Siegel raises the question: if US-wide heart-attack rates are declining anyway, can the decline in the rates of New Yorkers having heart attacks really be attributed to the smoking ban? He concludes: ‘The point is that there are large year-to-year variations in heart attacks that have nothing to do with smoking bans.’

What makes Siegel especially interesting is that he is part of the anti-smoking lobby; he campaigns for smoking bans. He will not, however, condone weak science — even if it appears to support his political stand. As he writes on his blog: ‘As much as we might like to believe that reducing secondhand-smoke exposure prevents thousands of heart attacks in a matter of months, the evidence is simply not there to support such a conclusion.’

What is the truth about heart-attack rates and the effects of passive smoking?

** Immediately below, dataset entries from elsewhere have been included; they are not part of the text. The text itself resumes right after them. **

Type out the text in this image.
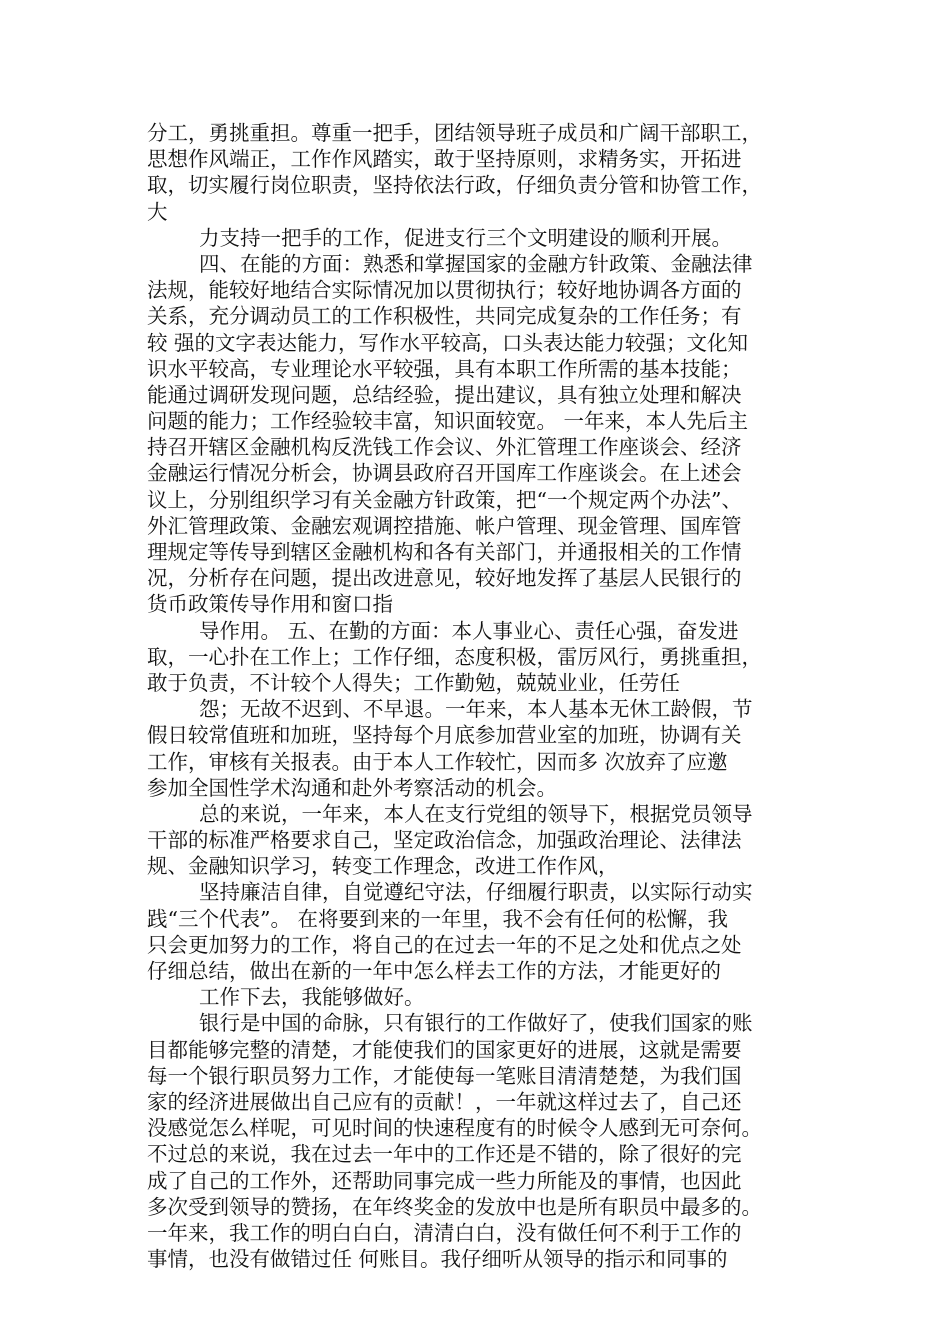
分工，勇挑重担。尊重一把手，团结领导班子成员和广阔干部职工，
思想作风端正，工作作风踏实，敢于坚持原则，求精务实，开拓进
取，切实履行岗位职责，坚持依法行政，仔细负责分管和协管工作，
大
力支持一把手的工作，促进支行三个文明建设的顺利开展。
四、在能的方面：熟悉和掌握国家的金融方针政策、金融法律
法规，能较好地结合实际情况加以贯彻执行；较好地协调各方面的
关系，充分调动员工的工作积极性，共同完成复杂的工作任务；有
较 强的文字表达能力，写作水平较高，口头表达能力较强；文化知
识水平较高，专业理论水平较强，具有本职工作所需的基本技能；
能通过调研发现问题，总结经验，提出建议，具有独立处理和解决
问题的能力；工作经验较丰富，知识面较宽。 一年来，本人先后主
持召开辖区金融机构反洗钱工作会议、外汇管理工作座谈会、经济
金融运行情况分析会，协调县政府召开国库工作座谈会。在上述会
议上，分别组织学习有关金融方针政策，把“一个规定两个办法”、
外汇管理政策、金融宏观调控措施、帐户管理、现金管理、国库管
理规定等传导到辖区金融机构和各有关部门，并通报相关的工作情
况，分析存在问题，提出改进意见，较好地发挥了基层人民银行的
货币政策传导作用和窗口指
导作用。 五、在勤的方面：本人事业心、责任心强，奋发进
取，一心扑在工作上；工作仔细，态度积极，雷厉风行，勇挑重担，
敢于负责，不计较个人得失；工作勤勉，兢兢业业，任劳任
怨；无故不迟到、不早退。一年来，本人基本无休工龄假，节
假日较常值班和加班，坚持每个月底参加营业室的加班，协调有关
工作，审核有关报表。由于本人工作较忙，因而多 次放弃了应邀
参加全国性学术沟通和赴外考察活动的机会。
总的来说，一年来，本人在支行党组的领导下，根据党员领导
干部的标准严格要求自己，坚定政治信念，加强政治理论、法律法
规、金融知识学习，转变工作理念，改进工作作风，
坚持廉洁自律，自觉遵纪守法，仔细履行职责，以实际行动实
践“三个代表”。 在将要到来的一年里，我不会有任何的松懈，我
只会更加努力的工作，将自己的在过去一年的不足之处和优点之处
仔细总结，做出在新的一年中怎么样去工作的方法，才能更好的
工作下去，我能够做好。
银行是中国的命脉，只有银行的工作做好了，使我们国家的账
目都能够完整的清楚，才能使我们的国家更好的进展，这就是需要
每一个银行职员努力工作，才能使每一笔账目清清楚楚，为我们国
家的经济进展做出自己应有的贡献！，一年就这样过去了，自己还
没感觉怎么样呢，可见时间的快速程度有的时候令人感到无可奈何。
不过总的来说，我在过去一年中的工作还是不错的，除了很好的完
成了自己的工作外，还帮助同事完成一些力所能及的事情，也因此
多次受到领导的赞扬，在年终奖金的发放中也是所有职员中最多的。
一年来，我工作的明白白白，清清白白，没有做任何不利于工作的
事情，也没有做错过任 何账目。我仔细听从领导的指示和同事的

That question must be answered by the scientists. But even if scientific studies did eventually lead to the conclusion that smoking bans actually caused a decline in heart attacks, what would the policy-mongers do next? Ban alcohol in pubs and restaurants on the grounds that all the ex-smokers must have upped their alcohol intake — and will therefore be blocking NHS beds with their alcohol-related illnesses?

It is bad enough that science should always trump political debate, as it now seems to. It is completely unacceptable when that science is itself — at the very least — inconclusive.